KÜLTÜRÜNÜZÜ KORUYUNUZ
Kültürler korunmalı. Kendi kültürünüzü koruyunuz. Türkiye bunu iyi yapıyor. Böyle olmaya devam ediniz. Dediğimden bir şey anlayamadınız. Teyiden, tekrar söylemek isterim. Kültürünüzü koruyunuz. Manevi değerlerinizi yüceltiniz. Öz kültürünüzü muhafaza ediniz. Dilinizi koruyunuz. Bu söylediklerimi biz Boşnaklar olarak maalesef zamanla büyük ölçüde kaybettik.
Amila Smajoviç
1965 yılında Bosna Hersek’te dünyaya gelmiştir. Linans ve master eğitimini Saraybosna’da Güzel Sanatlar Akademisi’nde tamamlamıştır. Daha sonra ise, Saraybosna İslami İlimler Fakültesi, İslami İlimler Bölümü’nden diploma almaya hak kazanmıştır. Doktora çalışmasını ise Siyaset Bilimi Fakültesi, İletişim Bilimi Bölümü’nde tamamlamıştır.
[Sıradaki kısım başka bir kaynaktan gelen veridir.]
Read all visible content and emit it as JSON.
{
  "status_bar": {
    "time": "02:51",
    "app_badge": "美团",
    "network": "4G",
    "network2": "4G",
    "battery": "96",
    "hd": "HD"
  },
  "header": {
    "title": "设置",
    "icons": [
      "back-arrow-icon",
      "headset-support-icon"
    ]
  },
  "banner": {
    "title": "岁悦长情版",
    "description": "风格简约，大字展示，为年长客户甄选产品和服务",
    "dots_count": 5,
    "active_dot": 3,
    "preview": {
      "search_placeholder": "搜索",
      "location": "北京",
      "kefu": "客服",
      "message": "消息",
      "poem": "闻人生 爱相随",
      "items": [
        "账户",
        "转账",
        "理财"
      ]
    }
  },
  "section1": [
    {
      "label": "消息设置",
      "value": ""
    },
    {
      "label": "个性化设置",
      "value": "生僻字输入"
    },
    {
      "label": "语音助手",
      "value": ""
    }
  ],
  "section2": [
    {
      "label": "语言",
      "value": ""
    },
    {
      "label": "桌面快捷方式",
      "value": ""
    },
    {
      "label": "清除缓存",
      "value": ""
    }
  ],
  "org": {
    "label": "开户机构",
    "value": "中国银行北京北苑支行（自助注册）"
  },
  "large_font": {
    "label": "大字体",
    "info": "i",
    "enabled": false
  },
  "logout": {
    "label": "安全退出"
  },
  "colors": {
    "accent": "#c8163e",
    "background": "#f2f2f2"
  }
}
Yaklaşık 20 yıldır, Bosna kilimlerindeki semboloji ve bu sembollerin anlamları hakkında çalışmalarını sürdürmektedir.
Bosna Kilimlerini Koruma Derneği kurucusu olup, bu suretle geleneksel kilim üretimini yaygınlaştırma gayreti içerisindedir. 5 yıldır Uluslararası Saraybosna Üniversitesi’nde Görsel İletişim ve Grafik Dizayn Bölümü’nde profesörlük yapmaktadır.
Eserleri pek çok bağımsız serginin yanı sıra festivallerde ve projelerde de yer almış ve çok sayıda ödüle layık görülmüştür. Pek çok konferansa katılan Smajoviç’in Bosna kilimleri, sembolleri ve bu sembollerin Bosna Hersek kültürel mirası üzerindeki rolleri hakkında yazmış olduğu metinler yazılı kaynaklar üzerinden ilgililerine sunulmaktadır.